Most delegates at IFFI are likely familiar with ‘Court’. Widely heralded as a masterpiece, it debuted at the Venice International Film Festival where it won Best Film in the Horizons category, and Tamhane was awarded the Lion of the Future award. More prizes have come in a torrent: honours at Mumbai, Vienna, Antalya and Singapore film festivals, and Best Feature Film at the National Film Awards. The Hollywood Reporter crowned Tamhane “one of the world’s most accomplished and promising film-makers under 30.”

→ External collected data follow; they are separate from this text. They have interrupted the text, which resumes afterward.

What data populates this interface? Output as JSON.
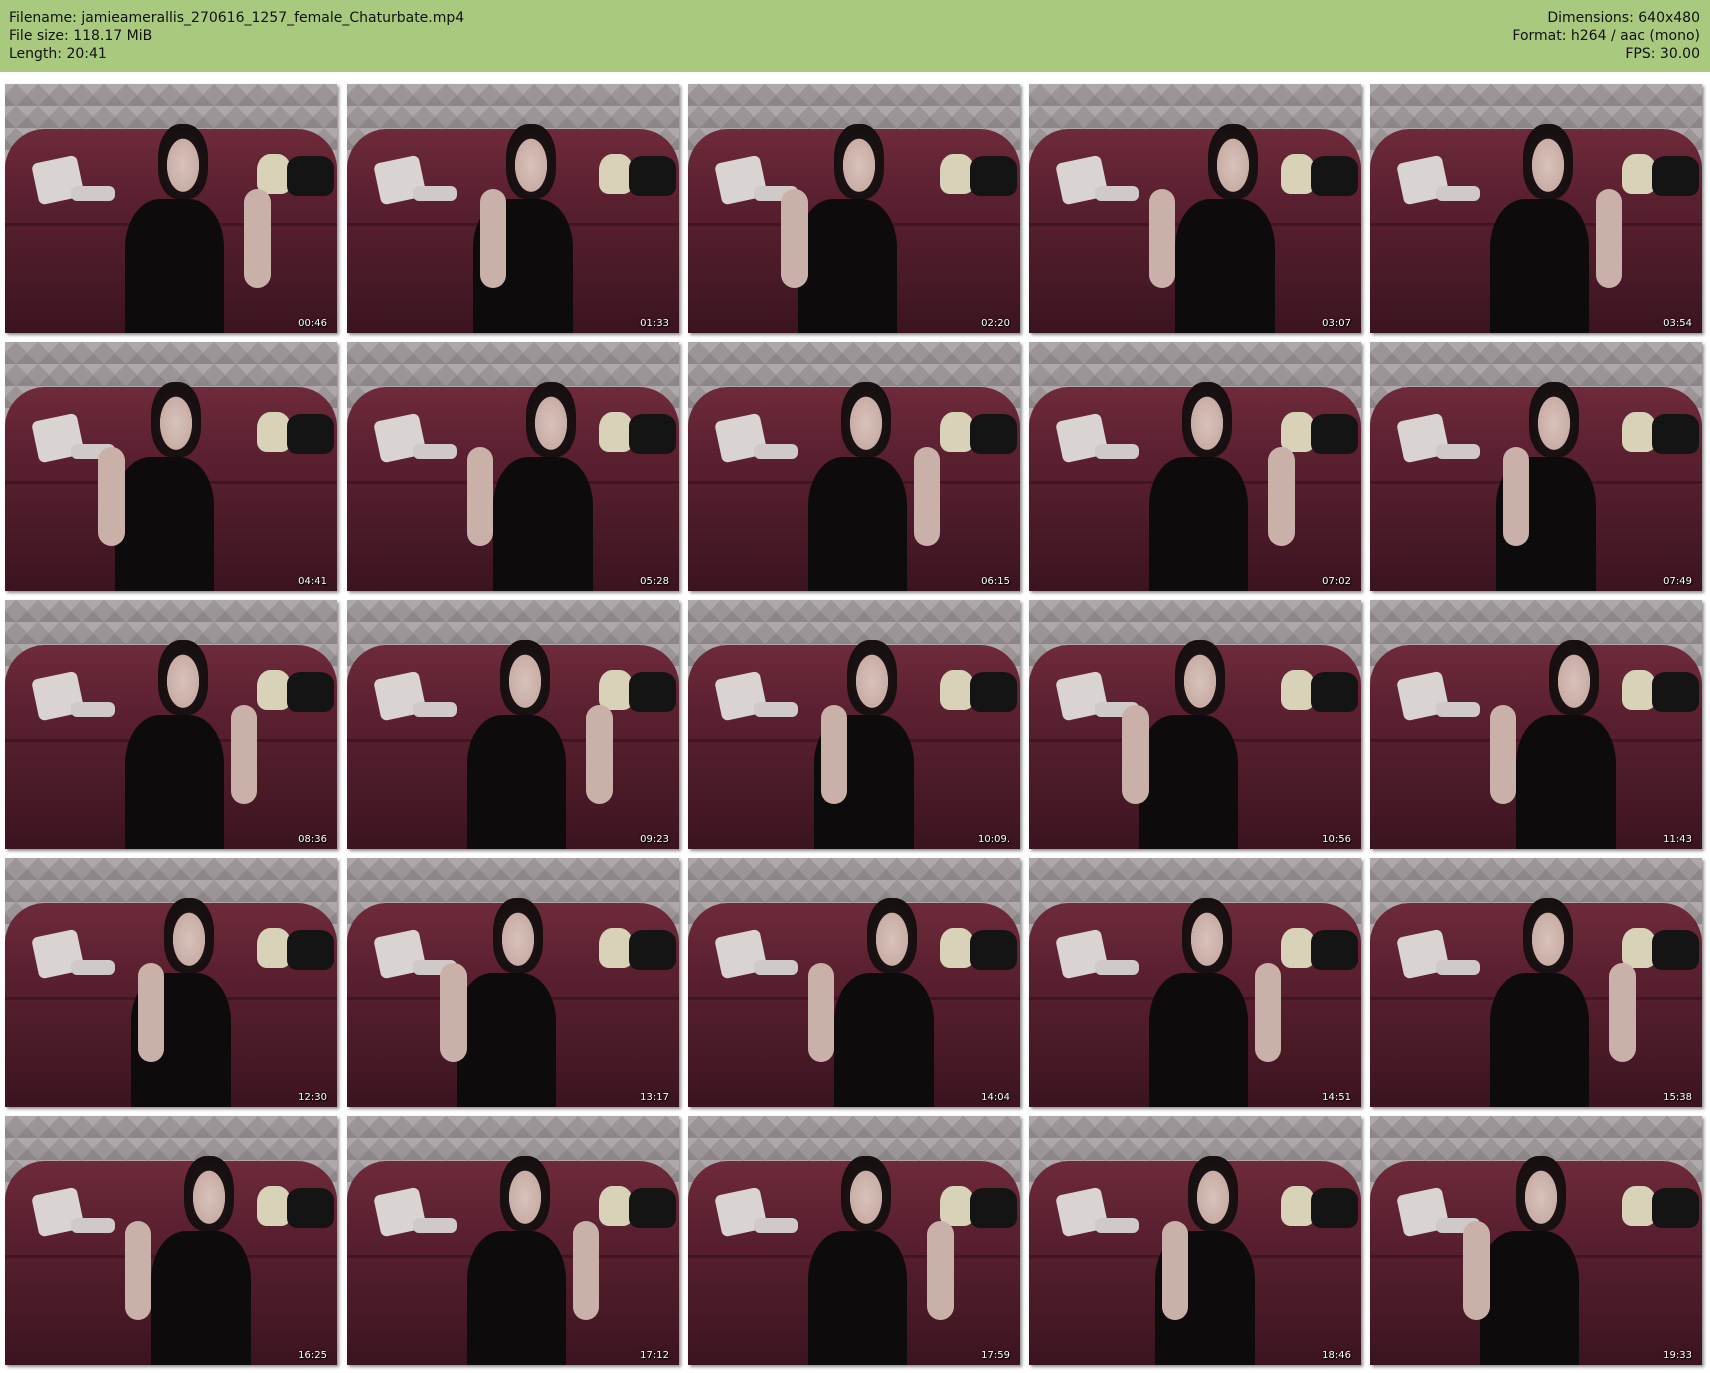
{
  "header": {
    "filename_label": "Filename:",
    "filename": "jamieamerallis_270616_1257_female_Chaturbate.mp4",
    "filesize_label": "File size:",
    "filesize": "118.17 MiB",
    "length_label": "Length:",
    "length": "20:41",
    "dimensions_label": "Dimensions:",
    "dimensions": "640x480",
    "format_label": "Format:",
    "format": "h264 / aac (mono)",
    "fps_label": "FPS:",
    "fps": "30.00"
  },
  "colors": {
    "header_background": "#a9c97f",
    "page_background": "#ffffff"
  },
  "thumbnails": [
    {
      "time": "00:46"
    },
    {
      "time": "01:33"
    },
    {
      "time": "02:20"
    },
    {
      "time": "03:07"
    },
    {
      "time": "03:54"
    },
    {
      "time": "04:41"
    },
    {
      "time": "05:28"
    },
    {
      "time": "06:15"
    },
    {
      "time": "07:02"
    },
    {
      "time": "07:49"
    },
    {
      "time": "08:36"
    },
    {
      "time": "09:23"
    },
    {
      "time": "10:09."
    },
    {
      "time": "10:56"
    },
    {
      "time": "11:43"
    },
    {
      "time": "12:30"
    },
    {
      "time": "13:17"
    },
    {
      "time": "14:04"
    },
    {
      "time": "14:51"
    },
    {
      "time": "15:38"
    },
    {
      "time": "16:25"
    },
    {
      "time": "17:12"
    },
    {
      "time": "17:59"
    },
    {
      "time": "18:46"
    },
    {
      "time": "19:33"
    }
  ]
}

At the IFFI 2015 screening, Amol, Jose and I quietly watched Tamhane’s unflinching wide-angle lens steadily absorb all the details, pathos and casual tyranny of judicial procedure in India, then similarly unhurriedly follow the characters out of the courtroom and back into the routines of their daily lives. The sheer, arresting quiet that distinguishes the movie, as well as the court proceedings, stands in stark contrast to the high drama of what is at stake: an obviously innocent man is being cruelly hounded by the state on patently false charges, and further afflicted by an absurd and out-of-date system of laws, wielded bluntly by policemen with no regard for procedure, and a deeply cynical prosecutor.
Was it worth Amol, Jose and I missing two hours of crucial work time in the middle of our day (which resulted in our having to edit The Peacock till midnight) to see ‘Court’? Undoubtedly yes, because the movie resonates so strongly with the commentary and opinions that filters through every day to our desks at The Peacock. When the folk singer at the centre of the movie is dragged back in front of a judge yet again (on the verge of being found not guilty of previous charges) it is for  “conspiracy to commit terrorism … by any means of whatever nature.” In other words, as the prosecutor says, “anything!”
Similarly, over the past week, very many people interviewed by us at IFFI  expressed grave concern and dismay about random and arbitrary application of serious charges, and  routine misuse of the machinery of the state, to silence diversity in the arts. Almost everyone we talked to wanted to publicly express disagreement with  labelling spirited film students “anti-national”, and regretted the heavy-handed exclusion of a few  dissenting voices.
“India is not North Korea” we were told. But we all know that democracy by itself is no panacea when misapplied and perverted. Who will police the policemen? That is what Amol and Jose and I talked about while walking back to our cubicles in the Maquinez Palace.